Sam called a team meeting at 2000 hours. The drones arrived first — Chandler, Joey, Monica, and Phoebe drifting over to the central tent and spreading into a diamond formation overhead, their LED banks angling downward to flood the collapsible table in clean white light. Ross and Rachel stayed docked on their Dwarves, recharging, their status lights blinking the slow amber pulse that meant batteries topping off. The field team gathered around the table while Sam’s face filled the screen of a ruggedized tablet propped against a supply crate.
“Alright,” Sam began. “Forty-two hours until we go live. Here’s where we stand.”
She ran through the production checklist with the efficiency of someone who’d done this dozens of times: drone assignments, camera angles, sponsor integration points, emergency protocols. As she talked, O-A-O annotated in real time — Snow White’s retractable display screen, mounted on a pivot arm beside the table, lit up with a rolling feed of graphics that tracked Sam’s briefing point by point. Drone patrol routes appeared as colored lines overlaid on a terrain map. Camera angle assignments blinked next to each team member’s name. When Sam mentioned sponsor integration, the screen flashed the contractual deliverables with timestamp windows. When she moved to emergency protocols, the display shifted to extraction routes, medical rally points, and the satellite uplink schedule. Nobody had asked O-A-O to do this. It had simply decided the meeting needed visuals and built them on the fly.
“The premiere episode needs to hook them,” Sam said. “We’ve built the mystery. Now we have to deliver on the promise. When viewers tune in, the first thing they see is you — all of you — stepping into this jungle for real. No studio. No safety net. The raw, unscripted reality of exploration.”
“Unscripted,” Jake repeated flatly. “Except for the parts that are scripted.”
“Guided,” Sam corrected. “Not scripted. You know the difference.”
Jake shrugged. He did know the difference. It was the reason the show worked — they weren’t actors following a script, they were real people being steered toward the most compelling version of what was actually happening. The drama was real. The danger was real. Sam just made sure the cameras caught it from the right angle.
“One more thing,” Sam said, and her tone shifted. Softer. Almost careful. “I know the last season didn’t end the way any of us wanted. Devil’s Tower was supposed to be our moment, and it wasn’t. But what I need from all of you — what I’m asking for — is the same thing I’ve asked for every season.”
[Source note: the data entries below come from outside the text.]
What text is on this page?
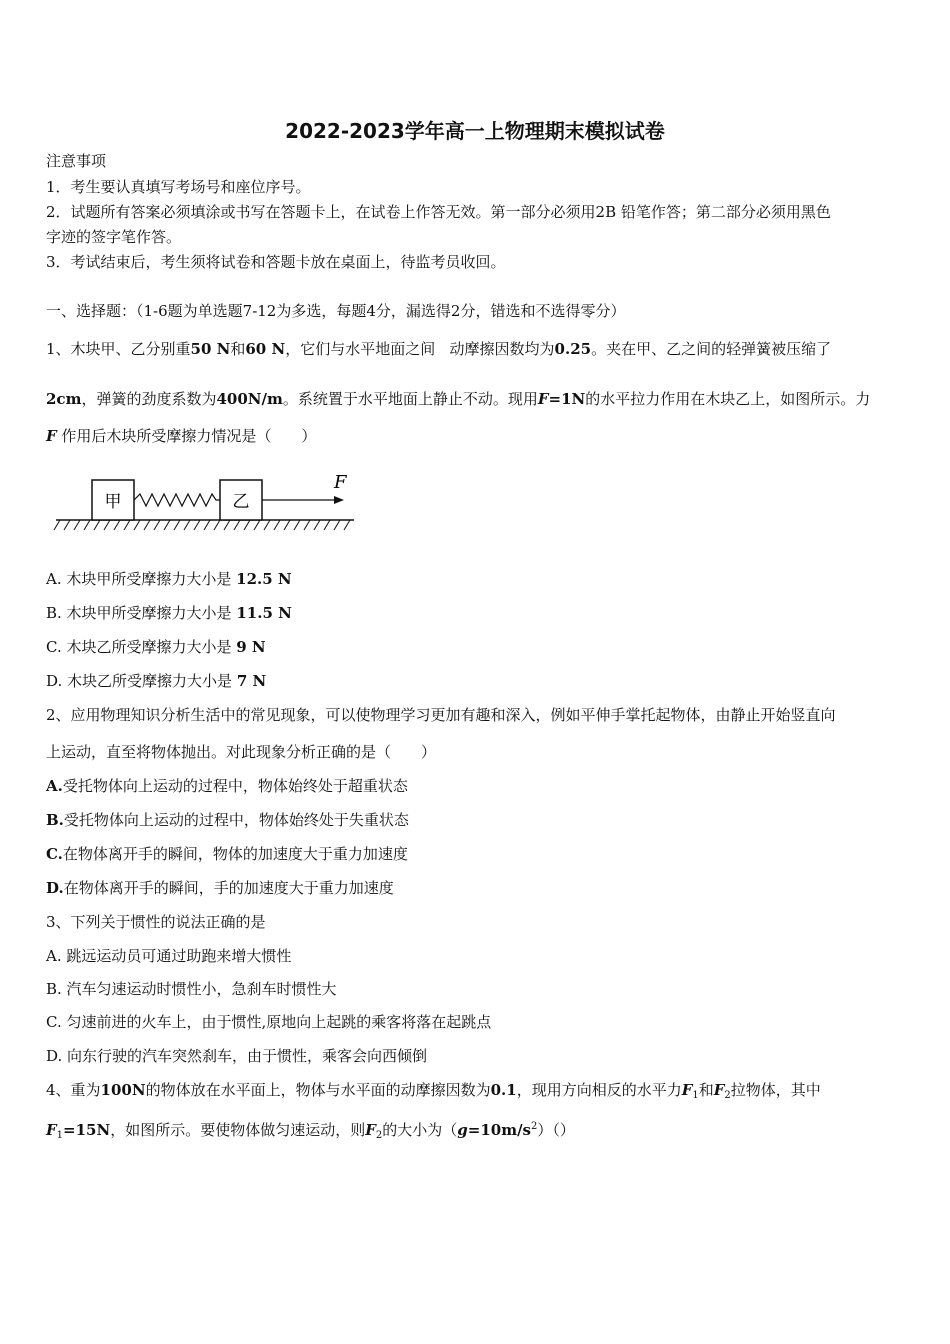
2022-2023学年高一上物理期末模拟试卷
注意事项
1．考生要认真填写考场号和座位序号。
2．试题所有答案必须填涂或书写在答题卡上，在试卷上作答无效。第一部分必须用2B 铅笔作答；第二部分必须用黑色
字迹的签字笔作答。
3．考试结束后，考生须将试卷和答题卡放在桌面上，待监考员收回。
一、选择题：（1-6题为单选题7-12为多选，每题4分，漏选得2分，错选和不选得零分）
1、木块甲、乙分别重50 N和60 N，它们与水平地面之间 动摩擦因数均为0.25。夹在甲、乙之间的轻弹簧被压缩了
2cm，弹簧的劲度系数为400N/m。系统置于水平地面上静止不动。现用F=1N的水平拉力作用在木块乙上，如图所示。力
F 作用后木块所受摩擦力情况是（　　）
甲	乙
F
A. 木块甲所受摩擦力大小是 12.5 N
B. 木块甲所受摩擦力大小是 11.5 N
C. 木块乙所受摩擦力大小是 9 N
D. 木块乙所受摩擦力大小是 7 N
2、应用物理知识分析生活中的常见现象，可以使物理学习更加有趣和深入，例如平伸手掌托起物体，由静止开始竖直向
上运动，直至将物体抛出。对此现象分析正确的是（　　）
A.受托物体向上运动的过程中，物体始终处于超重状态
B.受托物体向上运动的过程中，物体始终处于失重状态
C.在物体离开手的瞬间，物体的加速度大于重力加速度
D.在物体离开手的瞬间，手的加速度大于重力加速度
3、下列关于惯性的说法正确的是
A. 跳远运动员可通过助跑来增大惯性
B. 汽车匀速运动时惯性小，急刹车时惯性大
C. 匀速前进的火车上，由于惯性,原地向上起跳的乘客将落在起跳点
D. 向东行驶的汽车突然刹车，由于惯性，乘客会向西倾倒
4、重为100N的物体放在水平面上，物体与水平面的动摩擦因数为0.1，现用方向相反的水平力$F_1$和$F_2$拉物体，其中
$F_1=15N$，如图所示。要使物体做匀速运动，则$F_2$的大小为$(g=10m/s^2)()$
She paused. On the screen, even through the compressed video feed, the team could see the intensity in her eyes. Above them, the drones shifted — not on command, not on a cue. O-A-O dimmed the overhead LEDs and tightened the light into a single warm pool centered on the table, pulling the jungle darkness closer around the group like a curtain. It was the AI’s instinct for drama, or its instinct for Sam, or both.
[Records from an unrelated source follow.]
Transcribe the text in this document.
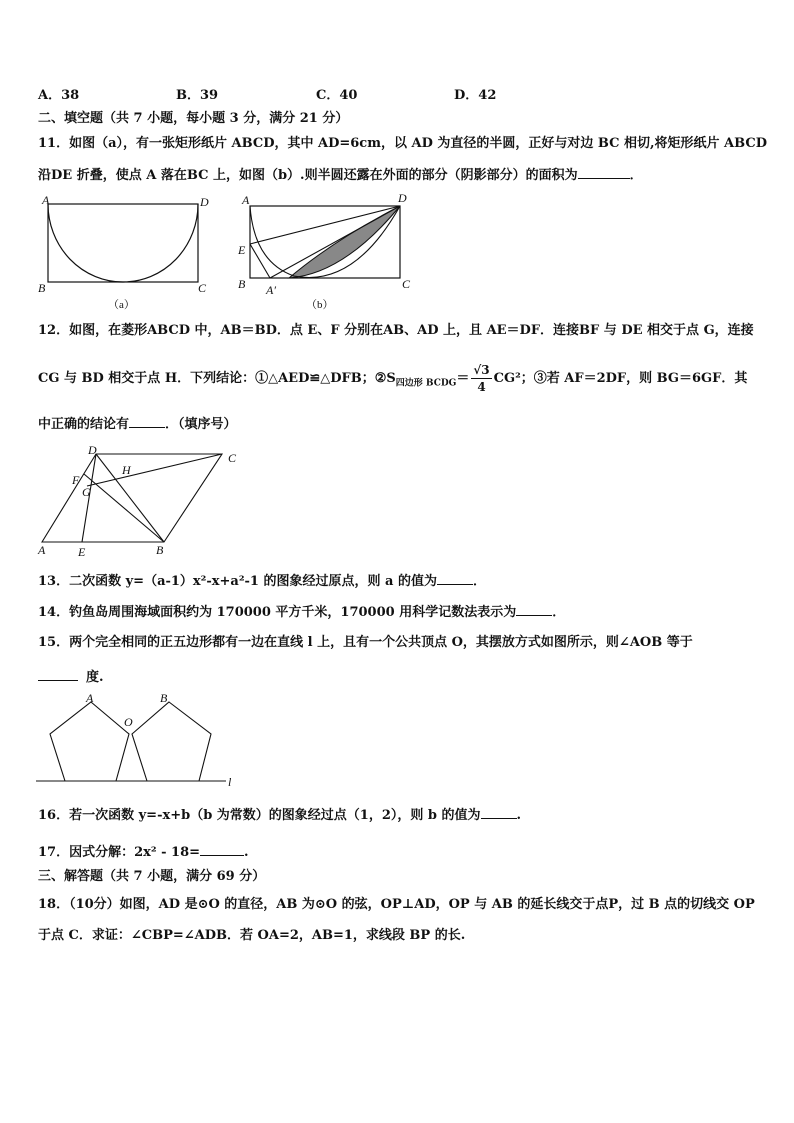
A．38	B．39	C．40	D．42
二、填空题（共 7 小题，每小题 3 分，满分 21 分）
11．如图（a），有一张矩形纸片 ABCD，其中 AD=6cm，以 AD 为直径的半圆，正好与对边 BC 相切,将矩形纸片 ABCD
沿DE 折叠，使点 A 落在BC 上，如图（b）.则半圆还露在外面的部分（阴影部分）的面积为	．
A	D
B	C
（a）
A	D
E
B A′	C
（b）
12．如图，在菱形ABCD 中，AB＝BD．点 E、F 分别在AB、AD 上，且 AE＝DF．连接BF 与 DE 相交于点 G，连接
CG 与 BD 相交于点 H．下列结论：①△AED≌△DFB；$②S_{四边形 BCDG}= \frac{√3}{4} CG^2$；③若 AF＝2DF，则 BG＝6GF．其
中正确的结论有	．（填序号）
D
C
H
F
G
A	E	B
13．二次函数 y=（a-1）x²-x+a²-1 的图象经过原点，则 a 的值为	．
14．钓鱼岛周围海域面积约为 170000 平方千米，170000 用科学记数法表示为	．
15．两个完全相同的正五边形都有一边在直线 l 上，且有一个公共顶点 O，其摆放方式如图所示，则∠AOB 等于
度.
A	B
O
l
16．若一次函数 y=-x+b（b 为常数）的图象经过点（1，2），则 b 的值为	.
17．因式分解：2x² - 18=	.
三、解答题（共 7 小题，满分 69 分）
18．（10分）如图，AD 是⊙O 的直径，AB 为⊙O 的弦，OP⊥AD，OP 与 AB 的延长线交于点P，过 B 点的切线交 OP
于点 C．求证：∠CBP=∠ADB．若 OA=2，AB=1，求线段 BP 的长.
“Trust the process. Trust each other. And if something real happens out there — something none of us expected — don’t flinch.”
Silence around the table. Then Ethan spoke, his voice quiet.
“We won’t flinch.”
Amelia rolled her eyes. Tara smiled. Jake gave a single, economical nod. It was the closest thing to a group hug any of them would ever manage.
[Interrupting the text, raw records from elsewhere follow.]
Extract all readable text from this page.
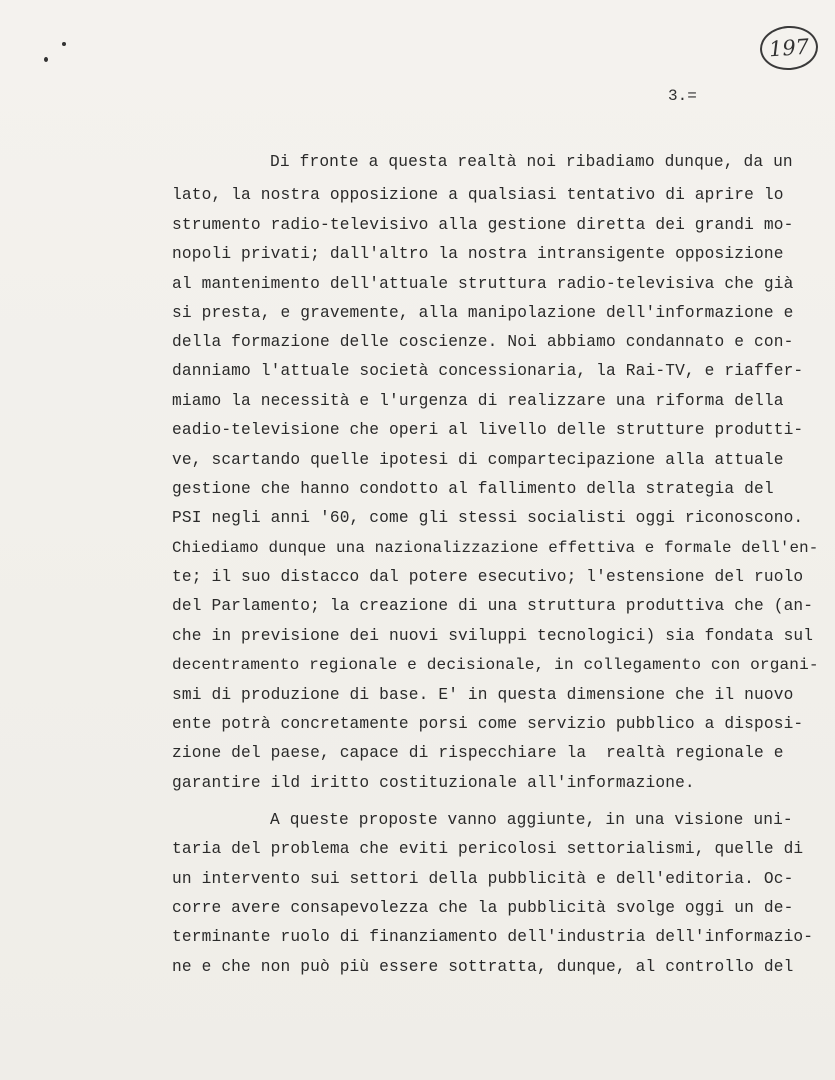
197
3.=
Di fronte a questa realtà noi ribadiamo dunque, da un
lato, la nostra opposizione a qualsiasi tentativo di aprire lo
strumento radio-televisivo alla gestione diretta dei grandi mo-
nopoli privati; dall'altro la nostra intransigente opposizione
al mantenimento dell'attuale struttura radio-televisiva che già
si presta, e gravemente, alla manipolazione dell'informazione e
della formazione delle coscienze. Noi abbiamo condannato e con-
danniamo l'attuale società concessionaria, la Rai-TV, e riaffer-
miamo la necessità e l'urgenza di realizzare una riforma della
eadio-televisione che operi al livello delle strutture produtti-
ve, scartando quelle ipotesi di compartecipazione alla attuale
gestione che hanno condotto al fallimento della strategia del
PSI negli anni '60, come gli stessi socialisti oggi riconoscono.
Chiediamo dunque una nazionalizzazione effettiva e formale dell'en-
te; il suo distacco dal potere esecutivo; l'estensione del ruolo
del Parlamento; la creazione di una struttura produttiva che (an-
che in previsione dei nuovi sviluppi tecnologici) sia fondata sul
decentramento regionale e decisionale, in collegamento con organi-
smi di produzione di base. E' in questa dimensione che il nuovo
ente potrà concretamente porsi come servizio pubblico a disposi-
zione del paese, capace di rispecchiare la  realtà regionale e
garantire ild iritto costituzionale all'informazione.
A queste proposte vanno aggiunte, in una visione uni-
taria del problema che eviti pericolosi settorialismi, quelle di
un intervento sui settori della pubblicità e dell'editoria. Oc-
corre avere consapevolezza che la pubblicità svolge oggi un de-
terminante ruolo di finanziamento dell'industria dell'informazio-
ne e che non può più essere sottratta, dunque, al controllo del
“Good,” Sam said. “Now get some sleep. Tomorrow’s going to be a long day.”
After the meeting broke up, Ethan sat alone at the edge of camp with his laptop balanced on his knees. The jungle chorus had shifted from the daytime screeching to something deeper — a layered symphony of frogs, insects, and the occasional low call of something he couldn’t identify and didn’t want to.
Gunther sat on Snow White a few meters away, docked and recharging, its rotors folded flat. But O-A-O’s status light glowed amber on the hub beside Ethan’s knee — listening, processing, always on.
“O-A-O,” Ethan said. “Pull up the Schumann data from the last eight hours.”
The display on his laptop populated with waveforms — smooth, rhythmic oscillations that looked almost like breathing. The amplitude peaks O-A-O had flagged earlier were still there, pulsing at irregular intervals.
“The pattern hasn’t resolved,” O-A-O reported. “In fact, the amplitude has increased by twelve percent since this morning. I’ve ruled out equipment interference. Our own electromagnetic emissions are well within baseline parameters.”
“Geological, then.”
“Possibly. But Dr. Calloway, I should note that the oscillation frequency has begun to exhibit a secondary harmonic. The pattern is…” O-A-O paused — a genuine processing delay, not a dramatic one. “The pattern is remarkably regular. Almost periodic.”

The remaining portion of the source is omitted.